The blooming of the cherry trees around the Tidal Basin in Washington has come to symbolize the natural beauty of our nation's capital city. The famous trees — a gift from Japan in 1912 — signal Washington's rite of spring with an explosion of life and color that surrounds the Tidal Basin in a sea of pale pink and white blossoms.
Hundreds of thousands of city residents and visitors from across the nation and around the world come to Washington D.C. to witness the spectacle, hoping that the trees will be at the peak of bloom for the National Cherry Blossom Festival. The festival celebrates the gift of the cherry blossom trees and their symbol of enduring friendship between the citizens of Japan and the United States.

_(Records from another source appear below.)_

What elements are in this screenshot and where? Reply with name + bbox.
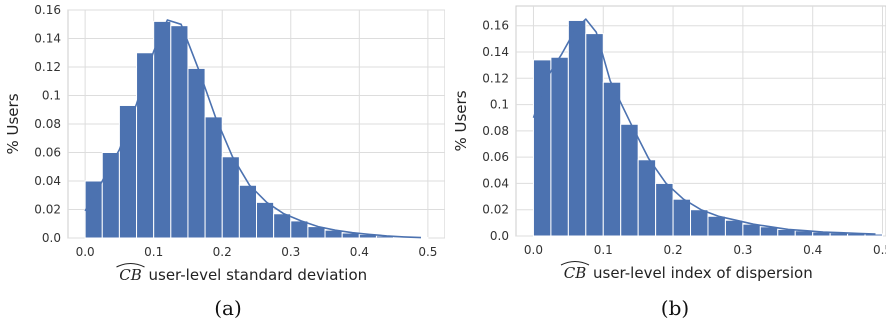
histogram-bar	[602, 81, 622, 237]
x-tick-label: 0.5	[418, 245, 437, 259]
chart-b-svg: 0.0 0.02 0.04 0.06 0.08 0.1 0.12 0.14 0.16 0.0 0.1…	[452, 5, 886, 282]
histogram-bar	[724, 219, 744, 237]
y-tick-label: 0.04	[34, 174, 61, 188]
y-tick-label: 0.12	[482, 71, 509, 85]
kde-line	[84, 19, 422, 239]
x-tick-label: 0.2	[664, 243, 683, 257]
histogram-bar	[136, 52, 155, 239]
y-tick-label: 0.02	[34, 203, 61, 217]
kde-line	[532, 18, 876, 235]
histogram-bar	[256, 201, 275, 239]
y-tick-label: 0.06	[482, 150, 509, 164]
hat-icon	[116, 263, 145, 268]
y-axis-label: % Users	[452, 90, 470, 151]
x-axis-label: CB user-level index of dispersion	[560, 261, 813, 282]
x-axis-label-text: user-level index of dispersion	[593, 264, 813, 282]
x-axis-label: CB user-level standard deviation	[116, 263, 368, 284]
histogram-bar	[170, 25, 189, 239]
x-tick-label: 0.4	[350, 245, 369, 259]
histogram-bar	[567, 19, 587, 237]
histogram-bar	[707, 215, 726, 237]
x-tick-label: 0.3	[281, 245, 300, 259]
x-tick-label: 0.2	[213, 245, 232, 259]
x-tick-label: 0.4	[803, 243, 822, 257]
x-tick-label: 0.3	[733, 243, 752, 257]
x-tick-label: 0.1	[594, 243, 613, 257]
y-tick-label: 0.08	[482, 124, 509, 138]
y-tick-label: 0.12	[34, 60, 61, 74]
histogram-bar	[532, 59, 552, 237]
y-tick-label: 0.1	[490, 98, 509, 112]
x-axis-label-prefix: CB	[119, 266, 142, 284]
histogram-bar	[153, 20, 172, 239]
histogram-bar	[550, 56, 569, 237]
y-tick-label: 0.0	[490, 229, 509, 243]
histogram-bar	[290, 220, 309, 239]
histogram-bar	[187, 67, 206, 239]
x-axis-label-text: user-level standard deviation	[149, 266, 368, 284]
y-tick-label: 0.08	[34, 117, 61, 131]
histogram-bar	[238, 184, 257, 239]
histogram-bar	[672, 198, 692, 237]
y-tick-label: 0.04	[482, 176, 509, 190]
histogram-bar	[84, 180, 103, 239]
y-tick-label: 0.16	[482, 19, 509, 33]
histogram-bar	[742, 223, 761, 237]
x-tick-label: 0.0	[76, 245, 95, 259]
hat-icon	[560, 261, 590, 266]
y-tick-label: 0.02	[482, 203, 509, 217]
chart-panel-a: 0.0 0.02 0.04 0.06 0.08 0.1 0.12 0.14 0.16 0.0 0.1…	[4, 3, 445, 284]
y-tick-label: 0.16	[34, 3, 61, 17]
x-axis-label-prefix: CB	[564, 264, 587, 282]
histogram-bar	[585, 33, 604, 237]
histogram-bar	[204, 116, 223, 239]
histogram-bar	[690, 209, 709, 237]
chart-panel-b: 0.0 0.02 0.04 0.06 0.08 0.1 0.12 0.14 0.16 0.0 0.1…	[445, 0, 886, 328]
histogram-bar	[637, 159, 657, 237]
x-tick-label: 0.0	[524, 243, 543, 257]
histogram-bar	[655, 182, 674, 237]
y-tick-label: 0.14	[482, 45, 509, 59]
caption-b: (b)	[660, 296, 690, 320]
x-tick-label: 0.5	[873, 243, 886, 257]
histogram-bar	[221, 156, 240, 239]
y-tick-label: 0.1	[42, 89, 61, 103]
histogram-bar	[620, 123, 639, 237]
y-axis-label: % Users	[4, 93, 22, 154]
histogram-bar	[273, 213, 292, 239]
y-tick-label: 0.0	[42, 231, 61, 245]
chart-a-svg: 0.0 0.02 0.04 0.06 0.08 0.1 0.12 0.14 0.16 0.0 0.1…	[4, 3, 445, 284]
y-tick-label: 0.06	[34, 146, 61, 160]
x-tick-label: 0.1	[144, 245, 163, 259]
y-tick-label: 0.14	[34, 32, 61, 46]
caption-a: (a)	[214, 296, 242, 320]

Here are a few unique ways you can experience the cherry blossoms.
Use the cherry tree field guide to identify the types of cherry blossom trees in the Tidal Basin. You can also learn how National Park Service cares for and maintains the trees.

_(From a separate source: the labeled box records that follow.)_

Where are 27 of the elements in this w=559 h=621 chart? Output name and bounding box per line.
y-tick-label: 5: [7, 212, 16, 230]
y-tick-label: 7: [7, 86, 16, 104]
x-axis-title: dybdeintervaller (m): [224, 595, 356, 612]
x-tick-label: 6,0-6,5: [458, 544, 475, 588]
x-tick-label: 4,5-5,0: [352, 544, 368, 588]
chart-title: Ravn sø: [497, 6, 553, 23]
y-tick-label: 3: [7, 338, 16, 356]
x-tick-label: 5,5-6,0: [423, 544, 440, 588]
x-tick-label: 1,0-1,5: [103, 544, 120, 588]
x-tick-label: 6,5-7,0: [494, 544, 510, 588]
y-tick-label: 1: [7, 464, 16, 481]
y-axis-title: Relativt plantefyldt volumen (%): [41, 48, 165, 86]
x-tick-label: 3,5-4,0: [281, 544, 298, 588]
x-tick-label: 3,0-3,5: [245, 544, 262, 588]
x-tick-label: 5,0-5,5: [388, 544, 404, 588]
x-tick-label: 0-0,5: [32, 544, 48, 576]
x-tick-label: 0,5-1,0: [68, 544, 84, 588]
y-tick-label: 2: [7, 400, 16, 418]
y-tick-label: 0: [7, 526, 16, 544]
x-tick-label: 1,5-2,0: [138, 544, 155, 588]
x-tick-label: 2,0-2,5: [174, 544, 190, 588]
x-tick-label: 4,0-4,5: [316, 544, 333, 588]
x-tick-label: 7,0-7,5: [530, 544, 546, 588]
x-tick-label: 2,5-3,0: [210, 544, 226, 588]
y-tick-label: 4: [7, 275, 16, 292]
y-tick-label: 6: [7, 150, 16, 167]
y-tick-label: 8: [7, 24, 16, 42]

Watch the blooming of the cherry trees along the Tidal Basin from a webcam hosted by the Trust for the National Mall.
See the cherry blossoms at the National Mall and Memorial Parks whenever and wherever with virtual cherry blossom tours.
Take a virtual walk around the Tidal Basin trail and visit some of the nearby monuments in 360 degrees. Or hop in a paddle boat and see the Tidal Basin from the water side by joining a virtual paddle boat tour during the bloom.
For those in Washington D.C., take any of the following loops to experience the cherry blossoms.
Read about the history of the cherry trees and the people involved in bringing them to the District of Columbia, such as Eliza Scidmore who worked with First Lady Helen Taft, the manager of Washington area parks, and representatives of Japan to plant the cherry trees.
The project faced many setbacks, but eventually succeeded. Today, these trees stand not only as a powerful symbol of friendship between nations, but as an inspiring reminder of the difference people can make by faithfully pursuing a dream.